Onlosmakelijke samenhang

5.       Het college betoogt dat de rechtbank ten onrechte, onder verwijzing naar de uitspraak van de Afdeling van 26 juni 2019, ECLI:NL:RVS:2019:1990, heeft overwogen dat bij de gefaseerde aanvraag van een project reeds bij de aanvraag fase 1 (strijdig gebruik), onderzocht moet worden of er aanleiding is een vergunning of ontheffing op grond van de Wet natuurbescherming (hierna: de Wnb) aan te vragen. Daartoe voert het college aan dat artikel 2.7, eerste lid, van de Wabo de mogelijkheid biedt om los van de overige onlosmakelijke activiteiten een omgevingsvergunning aan te vragen voor met het bestemmingsplan strijdig gebruik als bedoeld in artikel 2.1, eerste lid, aanhef en onder c, van de Wabo. De uitspraak van 26 juni 2019 waar de rechtbank naar heeft verwezen, leidt volgens het college niet tot een ander oordeel, omdat die uitspraak ging over een omgevingsvergunning die gefaseerd was aangevraagd en niet op een aanvraag die los van andere activiteiten was ingediend voor met het bestemmingsplan strijdig gebruik.

5.1.    Voor het realiseren van een project als bedoeld in artikel 2.7, tweede lid, van de Wnb of het verrichten van een handeling als bedoeld in de artikelen 3.1, 3.5 of 3.10, eerste lid, van de Wnb is onder omstandigheden op grond van artikel 2.2aa van het Besluit omgevingsrecht een omgevingsvergunning als bedoeld in artikel 2.1, eerste lid, aanhef en onder i, van de Wabo nodig voor "het verrichten van een andere activiteit die behoort tot een bij algemene maatregel van bestuur aangewezen categorie activiteiten die van invloed kunnen zijn op de fysieke leefomgeving". Als in dit geval een omgevingsvergunning vereist zou zijn voor die activiteit, is sprake van een activiteit die onlosmakelijk samenhangt met het gebruik van de stroken grond in strijd met het bestemmingsplan.
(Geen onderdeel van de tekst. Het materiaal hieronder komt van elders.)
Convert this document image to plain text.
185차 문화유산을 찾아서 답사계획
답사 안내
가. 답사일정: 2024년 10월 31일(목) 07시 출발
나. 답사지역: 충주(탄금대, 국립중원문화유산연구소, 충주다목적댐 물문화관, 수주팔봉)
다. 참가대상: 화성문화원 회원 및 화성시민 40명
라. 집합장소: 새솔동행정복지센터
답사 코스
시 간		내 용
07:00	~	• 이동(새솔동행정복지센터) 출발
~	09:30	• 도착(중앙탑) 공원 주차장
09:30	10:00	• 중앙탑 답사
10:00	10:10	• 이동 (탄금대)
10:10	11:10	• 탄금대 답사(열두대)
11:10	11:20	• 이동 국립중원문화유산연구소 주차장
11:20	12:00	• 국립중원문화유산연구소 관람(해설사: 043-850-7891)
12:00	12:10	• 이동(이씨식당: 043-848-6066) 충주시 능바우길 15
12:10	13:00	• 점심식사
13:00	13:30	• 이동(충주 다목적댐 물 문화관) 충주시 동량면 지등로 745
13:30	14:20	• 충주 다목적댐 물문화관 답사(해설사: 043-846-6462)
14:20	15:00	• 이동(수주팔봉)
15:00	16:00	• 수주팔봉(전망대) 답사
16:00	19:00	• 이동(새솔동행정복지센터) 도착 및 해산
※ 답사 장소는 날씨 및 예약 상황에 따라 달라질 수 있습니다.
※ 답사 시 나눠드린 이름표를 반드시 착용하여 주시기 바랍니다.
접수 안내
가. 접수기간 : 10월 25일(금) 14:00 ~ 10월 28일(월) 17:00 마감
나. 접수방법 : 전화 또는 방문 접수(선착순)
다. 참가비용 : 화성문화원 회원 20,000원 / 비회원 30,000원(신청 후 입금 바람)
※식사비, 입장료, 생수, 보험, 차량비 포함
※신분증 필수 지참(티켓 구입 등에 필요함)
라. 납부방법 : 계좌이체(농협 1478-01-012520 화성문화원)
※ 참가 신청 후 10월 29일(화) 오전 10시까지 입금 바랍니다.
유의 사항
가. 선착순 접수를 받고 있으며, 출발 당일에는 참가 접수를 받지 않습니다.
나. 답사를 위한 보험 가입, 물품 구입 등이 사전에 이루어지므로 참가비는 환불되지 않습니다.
Op grond van artikel 2.7, eerste lid, van de Wabo moet dan in beginsel voor beide activiteiten tegelijkertijd een omgevingsvergunning worden aangevraagd. Maar dat artikellid biedt de mogelijkheid om voorafgaand aan en los van de overige onlosmakelijke activiteiten, een aanvraag om een omgevingsvergunning voor de activiteit gebruik in strijd met het bestemmingsplan als bedoeld in artikel 2.1, eerste lid, aanhef en onder c, van de Wabo in te dienen. De gemeente hoefde daarom niet tegelijkertijd een omgevingsvergunning aan te vragen vanwege de bepalingen van de Wnb, als die vergunning nodig zou zijn. Gelet hierop heeft de rechtbank ten onrechte geconcludeerd dat er in dit geval een zogenoemde aanhaakplicht geldt als een vergunning vereist is vanwege de verbodsbepalingen van de Wnb.

De verwijzing door de rechtbank naar de uitspraak van de Afdeling van 26 juni 2019 leidt niet tot een ander oordeel, alleen al omdat die uitspraak ging over een verzoek om verlening van een omgevingsvergunning in twee fasen als bedoeld in artikel 2.5 van de Wabo. Zo’n gefaseerde verlening van een omgevingsvergunning is in deze zaak niet aan de orde.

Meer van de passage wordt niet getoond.